Profitons de ce drame pour
rappeler qu'il n'a eu lieu que du fait de la coupure de notre classe politique
de la réalité du peuple; que les retrouvailles avec les forces vivres et
humbles du pays passe par l'instauration en Tunisie d'une démocratie directe !
Profitons donc de cet
assassinat politique pour en faire un électrochoc salutaire en allant
résolument dans le sens de la mise sur pied de mécanismes de l'OpenGov avec
plus de pouvoirs à la société civile, à une presse libre et responsable et à
toute conscience honnête dans le pays, seuls de nature à constituer le plus
efficace rempart contre les dérives maffieuses.
En mettant ainsi tout le
monde devant ses responsabilités historiques, nous n'excluons pas les
puissances étrangères qui sont légitimement aux aguets de tout ce qui se passe
au pays, quand elles n'y agissent pas dans un sens ou dans l'autre par une
action ou une attitude directe ou indirecte.

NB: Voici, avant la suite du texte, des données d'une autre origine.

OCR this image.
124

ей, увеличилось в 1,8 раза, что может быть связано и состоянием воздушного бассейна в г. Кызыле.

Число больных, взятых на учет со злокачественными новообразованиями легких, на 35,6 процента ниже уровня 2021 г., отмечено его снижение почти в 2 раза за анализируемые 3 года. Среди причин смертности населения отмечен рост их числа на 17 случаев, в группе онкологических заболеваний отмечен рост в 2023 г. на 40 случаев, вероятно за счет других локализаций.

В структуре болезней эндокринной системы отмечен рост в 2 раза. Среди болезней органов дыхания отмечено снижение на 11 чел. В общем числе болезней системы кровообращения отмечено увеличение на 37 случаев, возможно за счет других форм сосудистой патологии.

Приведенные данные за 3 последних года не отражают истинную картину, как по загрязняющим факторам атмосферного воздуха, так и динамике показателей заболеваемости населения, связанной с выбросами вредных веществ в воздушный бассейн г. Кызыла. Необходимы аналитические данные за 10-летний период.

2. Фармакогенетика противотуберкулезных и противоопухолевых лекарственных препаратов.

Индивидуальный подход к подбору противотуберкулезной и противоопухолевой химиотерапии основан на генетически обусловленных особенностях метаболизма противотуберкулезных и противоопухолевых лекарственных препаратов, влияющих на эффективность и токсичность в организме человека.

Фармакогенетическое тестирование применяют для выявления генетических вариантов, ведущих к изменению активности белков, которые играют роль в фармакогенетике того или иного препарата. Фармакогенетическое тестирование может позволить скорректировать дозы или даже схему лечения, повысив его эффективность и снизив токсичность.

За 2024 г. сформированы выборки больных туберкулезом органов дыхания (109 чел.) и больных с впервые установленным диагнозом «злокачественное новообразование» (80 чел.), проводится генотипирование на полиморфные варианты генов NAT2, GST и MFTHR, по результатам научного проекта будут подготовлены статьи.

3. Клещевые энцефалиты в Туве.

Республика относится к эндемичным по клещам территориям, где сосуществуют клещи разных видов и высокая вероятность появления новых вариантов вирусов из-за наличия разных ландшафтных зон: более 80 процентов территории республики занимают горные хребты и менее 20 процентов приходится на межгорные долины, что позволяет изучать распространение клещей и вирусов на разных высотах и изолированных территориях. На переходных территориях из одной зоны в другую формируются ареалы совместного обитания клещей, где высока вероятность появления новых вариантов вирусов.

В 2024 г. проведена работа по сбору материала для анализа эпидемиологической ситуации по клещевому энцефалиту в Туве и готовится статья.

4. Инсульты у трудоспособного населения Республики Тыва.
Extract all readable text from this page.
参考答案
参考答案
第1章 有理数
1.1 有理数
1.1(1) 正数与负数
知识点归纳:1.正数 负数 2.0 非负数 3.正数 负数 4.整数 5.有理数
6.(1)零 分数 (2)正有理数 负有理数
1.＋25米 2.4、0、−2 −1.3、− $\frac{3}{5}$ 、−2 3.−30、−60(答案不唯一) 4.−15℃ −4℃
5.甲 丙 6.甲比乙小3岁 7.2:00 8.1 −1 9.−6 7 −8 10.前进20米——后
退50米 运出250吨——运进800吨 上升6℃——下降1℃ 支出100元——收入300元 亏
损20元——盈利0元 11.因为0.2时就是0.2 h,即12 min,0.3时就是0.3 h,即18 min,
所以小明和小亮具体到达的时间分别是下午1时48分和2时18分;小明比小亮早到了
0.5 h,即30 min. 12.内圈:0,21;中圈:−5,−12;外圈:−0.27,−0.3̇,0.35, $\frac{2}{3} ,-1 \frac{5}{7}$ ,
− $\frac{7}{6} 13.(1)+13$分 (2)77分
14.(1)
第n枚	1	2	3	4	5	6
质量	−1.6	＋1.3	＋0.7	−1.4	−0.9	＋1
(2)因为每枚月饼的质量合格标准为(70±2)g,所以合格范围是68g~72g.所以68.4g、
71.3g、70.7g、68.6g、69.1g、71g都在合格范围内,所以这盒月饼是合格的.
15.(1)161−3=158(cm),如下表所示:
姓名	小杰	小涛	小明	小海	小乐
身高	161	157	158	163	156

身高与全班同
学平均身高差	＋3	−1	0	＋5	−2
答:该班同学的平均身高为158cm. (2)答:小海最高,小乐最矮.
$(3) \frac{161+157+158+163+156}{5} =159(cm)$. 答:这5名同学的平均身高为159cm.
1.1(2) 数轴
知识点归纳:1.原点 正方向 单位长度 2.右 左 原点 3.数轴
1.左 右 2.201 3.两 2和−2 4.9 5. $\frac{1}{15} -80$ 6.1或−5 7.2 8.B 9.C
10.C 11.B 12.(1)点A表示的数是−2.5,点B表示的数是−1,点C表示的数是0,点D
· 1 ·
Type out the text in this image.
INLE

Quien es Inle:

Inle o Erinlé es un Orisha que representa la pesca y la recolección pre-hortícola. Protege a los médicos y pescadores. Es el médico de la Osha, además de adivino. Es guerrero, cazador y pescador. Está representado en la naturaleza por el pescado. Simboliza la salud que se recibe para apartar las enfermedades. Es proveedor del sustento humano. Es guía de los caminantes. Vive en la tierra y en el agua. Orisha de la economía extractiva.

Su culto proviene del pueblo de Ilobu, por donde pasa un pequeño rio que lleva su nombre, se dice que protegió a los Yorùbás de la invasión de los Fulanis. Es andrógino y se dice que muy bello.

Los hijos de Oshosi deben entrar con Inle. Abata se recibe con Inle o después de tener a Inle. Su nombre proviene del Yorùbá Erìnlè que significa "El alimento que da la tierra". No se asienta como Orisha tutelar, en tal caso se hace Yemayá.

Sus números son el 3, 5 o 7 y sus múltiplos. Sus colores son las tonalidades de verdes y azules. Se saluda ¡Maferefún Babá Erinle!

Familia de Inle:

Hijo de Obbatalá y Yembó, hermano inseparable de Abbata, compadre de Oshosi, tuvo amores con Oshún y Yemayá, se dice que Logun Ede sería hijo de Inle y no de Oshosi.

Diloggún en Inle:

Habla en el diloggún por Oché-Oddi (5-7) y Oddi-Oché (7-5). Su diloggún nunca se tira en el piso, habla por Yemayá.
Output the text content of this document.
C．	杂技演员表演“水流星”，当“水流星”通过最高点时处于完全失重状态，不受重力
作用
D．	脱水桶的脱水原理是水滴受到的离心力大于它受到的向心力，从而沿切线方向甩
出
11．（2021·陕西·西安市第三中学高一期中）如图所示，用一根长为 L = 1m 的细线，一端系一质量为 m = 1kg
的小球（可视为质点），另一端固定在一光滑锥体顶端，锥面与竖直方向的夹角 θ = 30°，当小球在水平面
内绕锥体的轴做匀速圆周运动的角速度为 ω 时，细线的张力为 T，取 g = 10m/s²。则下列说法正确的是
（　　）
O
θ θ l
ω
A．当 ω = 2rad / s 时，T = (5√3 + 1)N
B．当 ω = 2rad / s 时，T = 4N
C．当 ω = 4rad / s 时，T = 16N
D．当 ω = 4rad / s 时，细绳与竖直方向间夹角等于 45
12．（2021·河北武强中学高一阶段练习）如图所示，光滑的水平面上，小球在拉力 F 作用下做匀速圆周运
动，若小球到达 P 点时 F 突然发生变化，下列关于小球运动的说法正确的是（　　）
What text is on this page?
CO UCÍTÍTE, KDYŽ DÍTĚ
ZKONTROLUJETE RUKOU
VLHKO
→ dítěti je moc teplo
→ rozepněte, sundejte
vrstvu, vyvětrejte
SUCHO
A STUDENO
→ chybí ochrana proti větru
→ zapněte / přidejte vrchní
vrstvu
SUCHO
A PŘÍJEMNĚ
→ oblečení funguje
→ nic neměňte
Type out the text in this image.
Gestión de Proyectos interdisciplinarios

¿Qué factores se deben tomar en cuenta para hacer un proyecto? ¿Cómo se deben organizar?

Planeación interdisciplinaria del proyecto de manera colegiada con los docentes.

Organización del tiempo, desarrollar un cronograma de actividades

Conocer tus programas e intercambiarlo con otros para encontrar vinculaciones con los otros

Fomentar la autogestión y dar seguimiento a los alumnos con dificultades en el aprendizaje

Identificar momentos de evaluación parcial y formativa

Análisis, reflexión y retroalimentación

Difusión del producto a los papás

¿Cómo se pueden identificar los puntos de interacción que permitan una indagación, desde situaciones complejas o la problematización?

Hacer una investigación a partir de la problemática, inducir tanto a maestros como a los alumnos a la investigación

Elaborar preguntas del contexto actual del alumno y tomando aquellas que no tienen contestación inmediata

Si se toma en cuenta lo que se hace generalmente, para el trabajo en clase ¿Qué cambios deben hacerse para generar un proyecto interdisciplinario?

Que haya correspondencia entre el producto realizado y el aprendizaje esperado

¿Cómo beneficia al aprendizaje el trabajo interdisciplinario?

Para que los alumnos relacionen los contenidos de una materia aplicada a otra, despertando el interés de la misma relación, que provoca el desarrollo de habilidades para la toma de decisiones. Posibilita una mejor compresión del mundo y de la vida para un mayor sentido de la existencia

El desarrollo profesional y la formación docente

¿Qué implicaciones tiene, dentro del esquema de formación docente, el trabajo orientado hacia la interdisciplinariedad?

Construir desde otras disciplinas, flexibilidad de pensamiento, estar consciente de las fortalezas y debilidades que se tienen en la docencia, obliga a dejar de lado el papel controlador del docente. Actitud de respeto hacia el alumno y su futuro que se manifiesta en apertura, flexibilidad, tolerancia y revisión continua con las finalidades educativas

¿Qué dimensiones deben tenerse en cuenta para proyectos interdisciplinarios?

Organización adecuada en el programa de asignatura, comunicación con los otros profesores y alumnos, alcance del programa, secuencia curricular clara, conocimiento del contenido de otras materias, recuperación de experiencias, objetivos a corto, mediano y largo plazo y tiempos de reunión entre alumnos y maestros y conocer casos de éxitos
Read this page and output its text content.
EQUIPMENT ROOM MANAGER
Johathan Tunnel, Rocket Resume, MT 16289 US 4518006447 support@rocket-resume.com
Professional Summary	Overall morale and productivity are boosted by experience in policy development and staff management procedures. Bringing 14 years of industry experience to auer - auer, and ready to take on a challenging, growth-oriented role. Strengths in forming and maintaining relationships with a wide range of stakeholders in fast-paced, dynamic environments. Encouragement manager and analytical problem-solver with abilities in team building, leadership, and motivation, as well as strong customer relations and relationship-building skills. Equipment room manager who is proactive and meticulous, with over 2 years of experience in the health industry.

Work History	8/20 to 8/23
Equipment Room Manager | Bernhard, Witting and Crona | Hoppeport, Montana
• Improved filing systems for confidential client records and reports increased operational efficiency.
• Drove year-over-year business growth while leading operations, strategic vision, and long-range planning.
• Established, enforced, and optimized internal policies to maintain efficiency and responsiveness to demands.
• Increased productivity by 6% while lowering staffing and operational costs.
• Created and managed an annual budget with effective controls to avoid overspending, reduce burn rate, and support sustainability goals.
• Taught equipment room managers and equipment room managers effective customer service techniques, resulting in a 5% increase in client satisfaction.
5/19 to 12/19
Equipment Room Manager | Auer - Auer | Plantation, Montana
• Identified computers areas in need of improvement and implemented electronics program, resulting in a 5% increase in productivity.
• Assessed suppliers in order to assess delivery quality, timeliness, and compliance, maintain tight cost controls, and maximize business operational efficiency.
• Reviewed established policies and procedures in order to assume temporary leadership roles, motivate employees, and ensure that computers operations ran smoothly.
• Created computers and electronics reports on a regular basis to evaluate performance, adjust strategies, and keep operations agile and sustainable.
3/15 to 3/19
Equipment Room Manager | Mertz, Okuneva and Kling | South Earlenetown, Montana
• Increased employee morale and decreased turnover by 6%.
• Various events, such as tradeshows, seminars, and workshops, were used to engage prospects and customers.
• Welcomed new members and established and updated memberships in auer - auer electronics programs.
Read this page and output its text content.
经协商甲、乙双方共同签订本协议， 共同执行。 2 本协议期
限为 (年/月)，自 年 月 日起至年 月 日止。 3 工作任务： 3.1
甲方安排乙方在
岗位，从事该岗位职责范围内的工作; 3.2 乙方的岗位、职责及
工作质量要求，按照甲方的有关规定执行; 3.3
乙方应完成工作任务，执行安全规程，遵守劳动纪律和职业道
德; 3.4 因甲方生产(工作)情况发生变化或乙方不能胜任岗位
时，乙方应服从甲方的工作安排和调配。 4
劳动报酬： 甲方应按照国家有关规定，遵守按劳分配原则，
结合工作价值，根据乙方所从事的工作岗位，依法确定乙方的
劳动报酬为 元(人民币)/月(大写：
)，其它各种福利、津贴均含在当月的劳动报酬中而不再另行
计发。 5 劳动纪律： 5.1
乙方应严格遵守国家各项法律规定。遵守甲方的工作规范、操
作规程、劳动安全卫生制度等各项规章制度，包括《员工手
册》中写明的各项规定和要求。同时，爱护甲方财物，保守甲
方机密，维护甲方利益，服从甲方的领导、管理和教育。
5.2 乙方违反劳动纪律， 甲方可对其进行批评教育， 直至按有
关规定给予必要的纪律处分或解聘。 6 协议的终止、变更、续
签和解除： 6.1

Elles doivent également comprendre
que le processus en cours doit aller jusqu'au bout, non seulement dans l'intérêt
du pays, mais aussi dans le leur propre, car sinon la Tunisie basculera dans le
terrorisme, ce qui ne saurait épargner leurs intérêts stratégiques d'une
manière ou d'une autre, tôt ou tard.
Aussi, tout comme l'action
devant être véritablement révolutionnaire de la part des autorités tunisiennes,
elles se doivent de prendre instamment des actions spectaculaires en faveur de
la réussite de la Révolution tunisienne. Celles-ci peuvent leur sembler à
première vue contraires à leurs intérêts nationaux immédiats quand elles ne
feront réellement que les servir. Qu'elles fassent en sorte que ce qui se passe
en Tunisie soit une affaire d'intérêt international majeur et qu'elles agissent
concrètement au secours de la Révolution naissante, aujourd'hui en péril, pour
une paix durable en Méditerranée et dans le monde. J'ai déjà avancé, ici et
ailleurs, quelques mesures à haute teneur symbolique de nature à changer
radicalement la donne au pays; qu'elles y recourent pour le moins !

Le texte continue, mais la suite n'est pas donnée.